Erken Yaşam ve Kariyer
Bruce, duygusal olarak uzak bir babanın eşini ve çocuklarını terk etmesiyle aile içinde zorluklarla karşılaştı. Babası çocuklara pek de ilgi göstermedi ve Bruce, okulda spor yapma veya kavgaya karışma konusunda babasını sık sık hayal kırıklığına uğrattığını itiraf etti. Bruce, liseyi zorlukla bitirerek, henüz 1950’lerde evi terk etti ve Toronto’da ilk işini buldu; Ford Motor Company için araba eskizleri yaratıyordu. Bu iş, Bruce için sadece para kazanmak anlamına gelmiyordu, aynı zamanda yeteneklerine inanmak, bağımsız bir yetişkin olmak ve nihayet hoş olmayan çocukluğundan kaçmak anlamına geliyordu.
Patlama ve Başarı
Bruce’un kariyerinde önemli bir adım, New York’a taşınmasıydı; burada ‘National Lampoon’ dergisi için çizer olarak hızla iş buldu. ‘National Lampoon’ ile çalışmak o zamanlar sadece bir iş değil, Amerika’nın en ünlü mizahçıları tarafından tanınma ve ülke genelinde tüm komedi şovları ve dergiler için tonu belirleme fırsatıydı. Derginin tirajı çok büyüktü ve itibarı çok yüksekti. Birkaç yıl içinde Bruce McCall, Amerika genelinde tanınan bir isim haline geldi, çalışmaları gazetelerde yayınlandı. Toplumdaki ve Amerikalılardaki mizahı eleştiren çalışmaları şaşırtıcı derecede iyi karşılandı. İlk işi 1979’da ‘The New Yorker’ dergisinin kapağında yer aldı ve o zamandan beri Bruce, dergi için düzenli katkıda bulunan bir çizer ve çizer oldu. Çalışmaları sayısız kez kapağı süsledi ve onu ‘The New Yorker’ tarihinin en başarılı sanatçısı yaptı.

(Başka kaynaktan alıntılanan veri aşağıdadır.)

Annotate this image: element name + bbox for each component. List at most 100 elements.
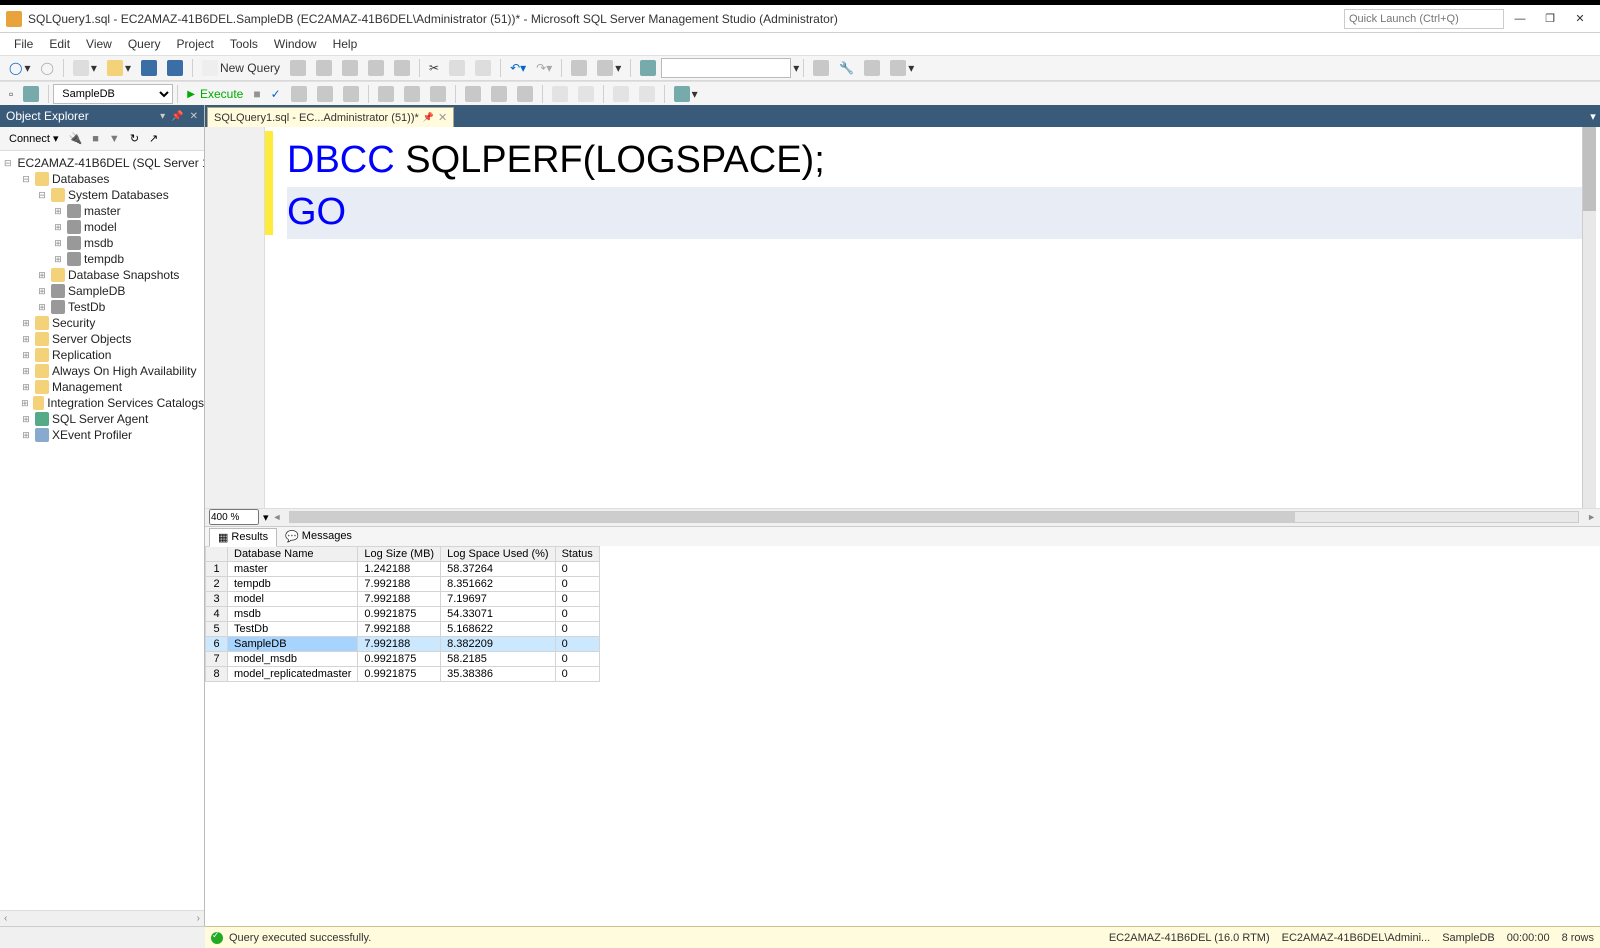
- close-icon[interactable]: ✕: [190, 111, 198, 122]
- tb2-icon-5[interactable]: [339, 84, 363, 104]
- tree-sampledb[interactable]: ⊞SampleDB: [0, 283, 204, 299]
- tb2-icon-4[interactable]: [313, 84, 337, 104]
- tb-icon-2[interactable]: [312, 58, 336, 78]
- tb2-icon-6[interactable]: [374, 84, 398, 104]
- tb2-icon-9[interactable]: [461, 84, 485, 104]
- tb2-icon-8[interactable]: [426, 84, 450, 104]
- tree-xevent[interactable]: ⊞XEvent Profiler: [0, 427, 204, 443]
- tree-tempdb[interactable]: ⊞tempdb: [0, 251, 204, 267]
- results-grid[interactable]: Database NameLog Size (MB)Log Space Used…: [205, 546, 1600, 927]
- menu-help[interactable]: Help: [325, 35, 366, 53]
- connect-button[interactable]: Connect ▾: [5, 130, 63, 147]
- tree-databases[interactable]: ⊟Databases: [0, 171, 204, 187]
- close-tab-icon[interactable]: ✕: [438, 111, 447, 124]
- code-editor[interactable]: DBCC SQLPERF(LOGSPACE); GO: [205, 127, 1600, 508]
- column-header[interactable]: Database Name: [228, 546, 358, 561]
- tb2-icon-1[interactable]: ▫: [5, 85, 17, 103]
- tb2-icon-13[interactable]: [574, 84, 598, 104]
- tb2-icon-3[interactable]: [287, 84, 311, 104]
- column-header[interactable]: Status: [555, 546, 599, 561]
- tree-server-objects[interactable]: ⊞Server Objects: [0, 331, 204, 347]
- document-tab-active[interactable]: SQLQuery1.sql - EC...Administrator (51))…: [207, 107, 454, 127]
- tb2-icon-7[interactable]: [400, 84, 424, 104]
- tree-replication[interactable]: ⊞Replication: [0, 347, 204, 363]
- tb2-icon-10[interactable]: [487, 84, 511, 104]
- tb2-icon-12[interactable]: [548, 84, 572, 104]
- tb-icon-7[interactable]: ▾: [593, 58, 625, 78]
- tree-management[interactable]: ⊞Management: [0, 379, 204, 395]
- new-query-button[interactable]: New Query: [198, 58, 284, 78]
- undo-button[interactable]: ↶▾: [506, 59, 530, 77]
- table-row[interactable]: 4msdb0.992187554.330710: [206, 606, 600, 621]
- close-button[interactable]: ✕: [1566, 9, 1594, 29]
- tb-icon-11[interactable]: [860, 58, 884, 78]
- tree-isc[interactable]: ⊞Integration Services Catalogs: [0, 395, 204, 411]
- tb-icon-6[interactable]: [567, 58, 591, 78]
- tb-icon-4[interactable]: [364, 58, 388, 78]
- dropdown-icon[interactable]: ▾: [160, 111, 165, 122]
- tb-icon-3[interactable]: [338, 58, 362, 78]
- tb-icon-5[interactable]: [390, 58, 414, 78]
- execute-button[interactable]: Execute: [183, 85, 247, 103]
- tb2-icon-2[interactable]: [19, 84, 43, 104]
- parse-button[interactable]: ✓: [267, 85, 285, 103]
- tb-icon-12[interactable]: ▾: [886, 58, 918, 78]
- results-tab[interactable]: ▦Results: [209, 528, 277, 547]
- cut-button[interactable]: ✂: [425, 59, 443, 77]
- object-explorer-tree[interactable]: ⊟EC2AMAZ-41B6DEL (SQL Server 16.0.10 ⊟Da…: [0, 151, 204, 910]
- stop-button[interactable]: ■: [249, 85, 264, 103]
- tree-msdb[interactable]: ⊞msdb: [0, 235, 204, 251]
- oe-scrollbar[interactable]: ‹›: [0, 910, 204, 926]
- tb2-icon-16[interactable]: ▾: [670, 84, 702, 104]
- tree-server-node[interactable]: ⊟EC2AMAZ-41B6DEL (SQL Server 16.0.10: [0, 155, 204, 171]
- column-header[interactable]: Log Size (MB): [358, 546, 441, 561]
- menu-edit[interactable]: Edit: [41, 35, 78, 53]
- table-row[interactable]: 7model_msdb0.992187558.21850: [206, 651, 600, 666]
- zoom-combo[interactable]: [209, 509, 259, 525]
- save-button[interactable]: [137, 58, 161, 78]
- copy-button[interactable]: [445, 58, 469, 78]
- tree-db-snapshots[interactable]: ⊞Database Snapshots: [0, 267, 204, 283]
- table-row[interactable]: 8model_replicatedmaster0.992187535.38386…: [206, 666, 600, 681]
- editor-vscrollbar[interactable]: [1582, 127, 1596, 508]
- minimize-button[interactable]: —: [1506, 9, 1534, 29]
- tree-agent[interactable]: ⊞SQL Server Agent: [0, 411, 204, 427]
- oe-refresh-icon[interactable]: ↻: [126, 130, 143, 147]
- save-all-button[interactable]: [163, 58, 187, 78]
- oe-disconnect-icon[interactable]: 🔌: [65, 130, 87, 147]
- oe-search-icon[interactable]: ↗: [145, 130, 162, 147]
- quick-launch-input[interactable]: [1344, 9, 1504, 29]
- oe-filter-icon[interactable]: ■: [88, 131, 103, 147]
- tb2-icon-14[interactable]: [609, 84, 633, 104]
- tb-icon-10[interactable]: 🔧: [835, 59, 858, 77]
- tb2-icon-15[interactable]: [635, 84, 659, 104]
- menu-window[interactable]: Window: [266, 35, 325, 53]
- column-header[interactable]: Log Space Used (%): [441, 546, 556, 561]
- tab-overflow-icon[interactable]: ▾: [1586, 105, 1600, 127]
- table-row[interactable]: 5TestDb7.9921885.1686220: [206, 621, 600, 636]
- paste-button[interactable]: [471, 58, 495, 78]
- nav-fwd-button[interactable]: ◯: [36, 59, 57, 77]
- menu-view[interactable]: View: [78, 35, 120, 53]
- menu-tools[interactable]: Tools: [222, 35, 266, 53]
- tree-security[interactable]: ⊞Security: [0, 315, 204, 331]
- pin-icon[interactable]: 📌: [171, 111, 183, 122]
- tree-model[interactable]: ⊞model: [0, 219, 204, 235]
- messages-tab[interactable]: 💬Messages: [277, 528, 360, 545]
- tree-system-databases[interactable]: ⊟System Databases: [0, 187, 204, 203]
- table-row[interactable]: 6SampleDB7.9921888.3822090: [206, 636, 600, 651]
- open-button[interactable]: ▾: [103, 58, 135, 78]
- column-header[interactable]: [206, 546, 228, 561]
- new-item-button[interactable]: ▾: [69, 58, 101, 78]
- tb2-icon-11[interactable]: [513, 84, 537, 104]
- tb-icon-1[interactable]: [286, 58, 310, 78]
- restore-button[interactable]: ❐: [1536, 9, 1564, 29]
- tb-icon-9[interactable]: [809, 58, 833, 78]
- tree-master[interactable]: ⊞master: [0, 203, 204, 219]
- menu-file[interactable]: File: [6, 35, 41, 53]
- tree-always-on[interactable]: ⊞Always On High Availability: [0, 363, 204, 379]
- redo-button[interactable]: ↷▾: [532, 59, 556, 77]
- oe-stop-icon[interactable]: ▼: [105, 131, 124, 147]
- nav-back-button[interactable]: ◯▾: [5, 59, 34, 77]
- menu-query[interactable]: Query: [120, 35, 169, 53]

Benzersiz Mizah Anlayışı ve Nostaljik Gelecek
Bruce, başarılarına rağmen benzersiz mizah anlayışını ve karizmasını korumayı başardı. Bir konferansında Bruce, “Çocukluğumdan beri gelecek hakkında düşündüm,” dedi. “Ancak yaşlandıkça, insanlıkın sadece telefonlar değil, uçan arabalar ve uzay gemileri icat etmeleri gerektiğini unuttuğu gibi geldi.” Yeni yüzyılın başına gelindiğinde, Bruce’un 1950’lerin geleceğine olan inancı sarsılmıştı ve insanların rahat alanlarının ötesinde düşünme yeteneğini veya daha iyi bir gelecek için fedakarlık yapma kapasitesini yitirdiğine inancı kırılmıştı. Yarım yüzyıl önce insanların bilinçlerindeki değişimi tasvir etmek için Bruce, 20. yüzyılın en cesur fikirlerini temsil eden erken çalışmalarının bir sergisini yarattı; uçan arabalar, öğretmensiz okullar ve uzay yolculuğunu konu alan eserler. Bu tür yaratımlarının türünü “sahte nostalji” olarak adlandırdı; asla gerçekleşmeyecek bir geleceğin hayallerini temsil eder. ‘Faux Nostalgia’ adlı sergi, New York’ta düzenlendi ve popülerlik kazandı. Ayrıca bu eserleri popüler TED projesinde de sundu. Bruce’un diğer dikkat çeken çalışmalarından biri, ilkel insanların ateş keşfinden motorların ve ilk arabaların yaratılmasına kadar olan insanlıktaki ilerlemeyi gösteren kısa bir animasyon filmidir. Ancak, maalesef film, modern bir ofis çalışanının telefonuna bakarak yürürken yürüyen merdivenden düşmesiyle hüzünle sona erer. Bruce’a göre, bu insanlığın gerçek çöküşünü temsil eder, ne yazık ki gözlerimizin önünde gerçekleşen bir çöküştür.